Vehicle security operations centers (SOCs) are a vital step for carmakers looking to comply with regulatory measures by offering enhanced threat detection and response for software-defined vehicles. VicOne’s security operations center integrates Microsoft Azure IoT services to collect telemetrics and other important security information from connected automobiles and uses Azure data services to analyze security threats and breaches.
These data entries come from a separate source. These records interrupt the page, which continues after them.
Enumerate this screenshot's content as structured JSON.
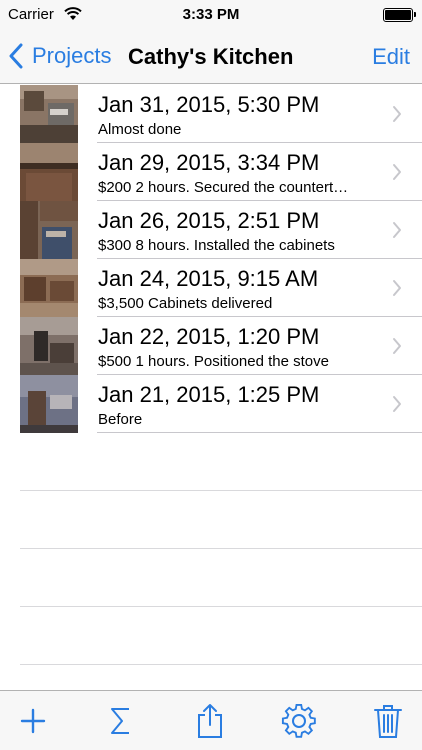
{
  "status_bar": {
    "carrier": "Carrier",
    "time": "3:33 PM"
  },
  "nav": {
    "back_label": "Projects",
    "title": "Cathy's Kitchen",
    "edit_label": "Edit"
  },
  "entries": [
    {
      "title": "Jan 31, 2015, 5:30 PM",
      "subtitle": "Almost done"
    },
    {
      "title": "Jan 29, 2015, 3:34 PM",
      "subtitle": "$200 2 hours. Secured the countert…"
    },
    {
      "title": "Jan 26, 2015, 2:51 PM",
      "subtitle": "$300 8 hours. Installed the cabinets"
    },
    {
      "title": "Jan 24, 2015, 9:15 AM",
      "subtitle": "$3,500 Cabinets delivered"
    },
    {
      "title": "Jan 22, 2015, 1:20 PM",
      "subtitle": "$500 1 hours. Positioned the stove"
    },
    {
      "title": "Jan 21, 2015, 1:25 PM",
      "subtitle": "Before"
    }
  ],
  "toolbar": {
    "items": [
      "add-icon",
      "sum-icon",
      "share-icon",
      "settings-icon",
      "trash-icon"
    ]
  },
  "colors": {
    "accent": "#2a7de1",
    "bar_background": "#f7f7f7"
  }
}
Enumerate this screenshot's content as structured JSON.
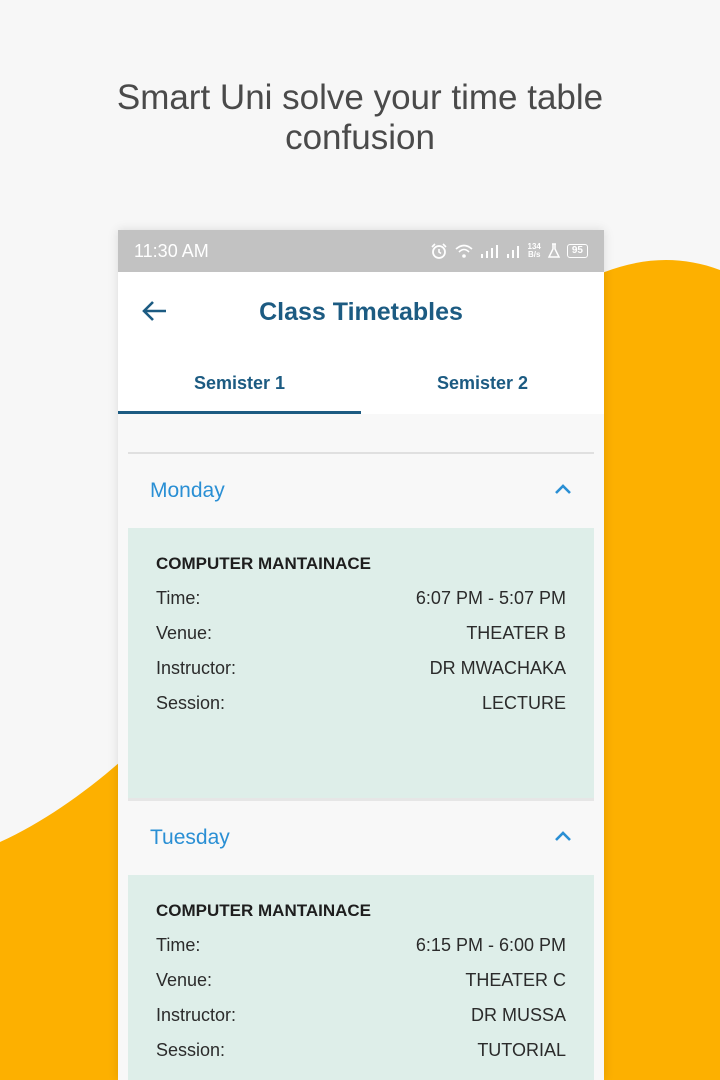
{
  "headline": "Smart Uni solve your time table\nconfusion",
  "colors": {
    "accent_yellow": "#FDB000",
    "primary": "#1C5B82",
    "day_blue": "#2A8FD4",
    "card_bg": "#DEEEE9"
  },
  "statusbar": {
    "time": "11:30 AM",
    "net_speed_value": "134",
    "net_speed_unit": "B/s",
    "battery": "95"
  },
  "appbar": {
    "title": "Class Timetables",
    "back_icon": "arrow-left-icon"
  },
  "tabs": [
    {
      "label": "Semister 1",
      "active": true
    },
    {
      "label": "Semister 2",
      "active": false
    }
  ],
  "days": [
    {
      "name": "Monday",
      "expanded": true,
      "classes": [
        {
          "course": "COMPUTER MANTAINACE",
          "time_label": "Time:",
          "time": "6:07 PM - 5:07 PM",
          "venue_label": "Venue:",
          "venue": "THEATER B",
          "instructor_label": "Instructor:",
          "instructor": "DR MWACHAKA",
          "session_label": "Session:",
          "session": "LECTURE"
        }
      ]
    },
    {
      "name": "Tuesday",
      "expanded": true,
      "classes": [
        {
          "course": "COMPUTER MANTAINACE",
          "time_label": "Time:",
          "time": "6:15 PM - 6:00 PM",
          "venue_label": "Venue:",
          "venue": "THEATER C",
          "instructor_label": "Instructor:",
          "instructor": "DR MUSSA",
          "session_label": "Session:",
          "session": "TUTORIAL"
        }
      ]
    }
  ]
}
“Cybersecurity is an integral part of the electric vehicle (EV) ecosystem. Microsoft provides a comprehensive and open platform service with a zero-trust mindset, ” said Soren Lau, General Manager of Asia and EMEA, IoT Partner Solutions at Microsoft. “We look forward to working with Trend Micro and VicOne to enable end-to-end security solutions for telematics and EVs through Microsoft Cloud and AI features within Azure IoT services.”
Gartner also suggests the automotive industry should “partner with cybersecurity experts who can assess and propose a broad range of countermeasures. Be future-oriented and avoid doing the minimum to mitigate all threats listed by the regulation — doing so will lead you to continually playing catch-up to keep pace with cybercriminals.”
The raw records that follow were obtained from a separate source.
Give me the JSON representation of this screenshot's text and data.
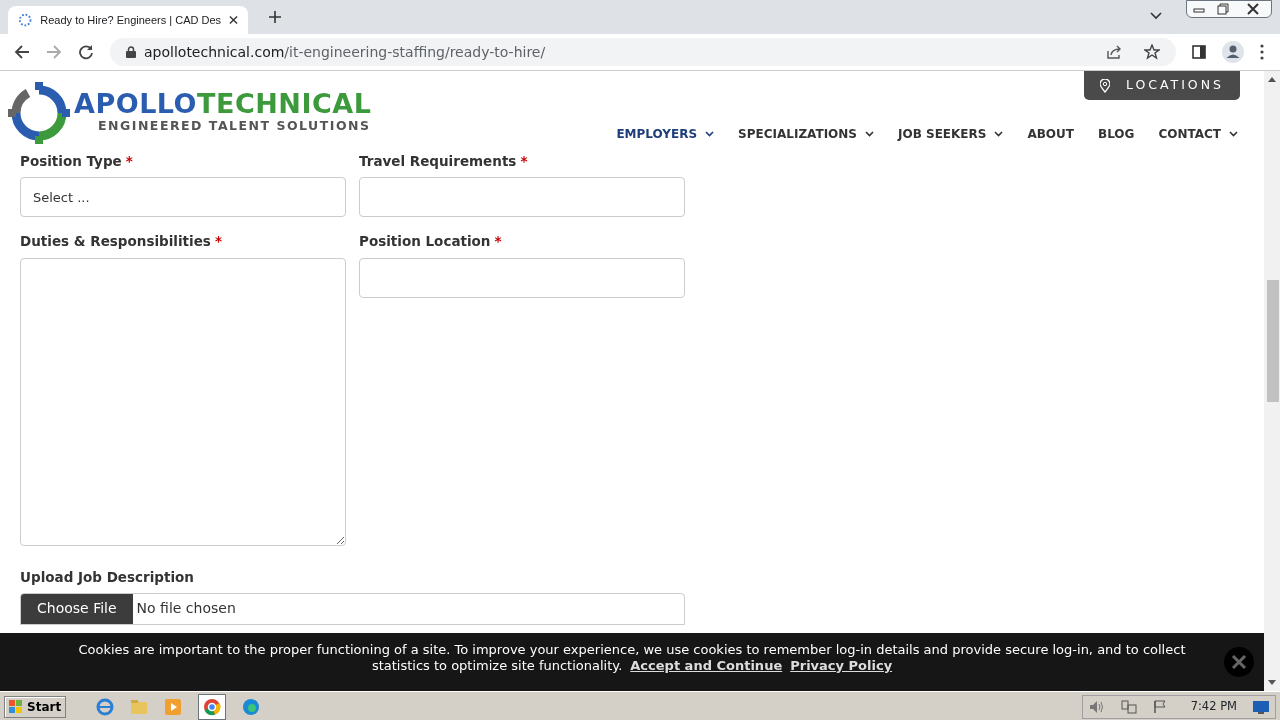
{
  "browser": {
    "tab_title": "Ready to Hire? Engineers | CAD Des",
    "url_domain": "apollotechnical.com",
    "url_path": "/it-engineering-staffing/ready-to-hire/"
  },
  "header": {
    "logo_words": [
      "APOLLO",
      "TECHNICAL"
    ],
    "tagline": "ENGINEERED TALENT SOLUTIONS",
    "locations_button": "LOCATIONS",
    "nav": [
      {
        "label": "EMPLOYERS",
        "dropdown": true,
        "selected": true
      },
      {
        "label": "SPECIALIZATIONS",
        "dropdown": true,
        "selected": false
      },
      {
        "label": "JOB SEEKERS",
        "dropdown": true,
        "selected": false
      },
      {
        "label": "ABOUT",
        "dropdown": false,
        "selected": false
      },
      {
        "label": "BLOG",
        "dropdown": false,
        "selected": false
      },
      {
        "label": "CONTACT",
        "dropdown": true,
        "selected": false
      }
    ]
  },
  "form": {
    "fields": [
      {
        "kind": "select",
        "label": "Position Type",
        "required_mark": "*",
        "value": "Select ..."
      },
      {
        "kind": "text",
        "label": "Travel Requirements",
        "required_mark": "*"
      },
      {
        "kind": "textarea",
        "label": "Duties & Responsibilities",
        "required_mark": "*"
      },
      {
        "kind": "text",
        "label": "Position Location",
        "required_mark": "*"
      },
      {
        "kind": "file",
        "label": "Upload Job Description",
        "button": "Choose File",
        "status": "No file chosen"
      }
    ]
  },
  "cookie_banner": {
    "text": "Cookies are important to the proper functioning of a site. To improve your experience, we use cookies to remember log-in details and provide secure log-in, and to collect statistics to optimize site functionality.",
    "accept_link": "Accept and Continue",
    "privacy_link": "Privacy Policy"
  },
  "taskbar": {
    "start": "Start",
    "clock": "7:42 PM"
  }
}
As part of these efforts, Trend Micro has formed a strategic partnership with MIH Consortium, an open EV platform alliance led by Foxconn, and has recently joined the Scalable Open Architecture for Embedded Edge (SOAFEE) initiative, which aims to provide a cloud-native architecture for the development of software-defined vehicles. These moves cement Trend Micro’s position at the heart of vehicle supply chains, as industry stakeholders invest more time and resources into cybersecurity compliance.
“The software-defined vehicle is the future of the global automotive industry and a driving force in accelerating the development of innovative automotive technology applications,” said Dipti Vachani, SVP and GM, Automotive and IoT Line of Business, Arm. “By joining other leaders across the automotive industry as a new member of SOAFEE, VicOne is bringing important expertise in security standards to help ensure a safer future for the automotive industry.”
Trend Micro will offer end-to-end security solutions for the automotive ecosystem, through a trend micro subsidiary named VicOne. The combined power of a vehicle SOC, security over-the-air, in-vehicle security, penetration testing-as-a-service, and automotive vulnerability management will help analysts see more and respond faster to incidents.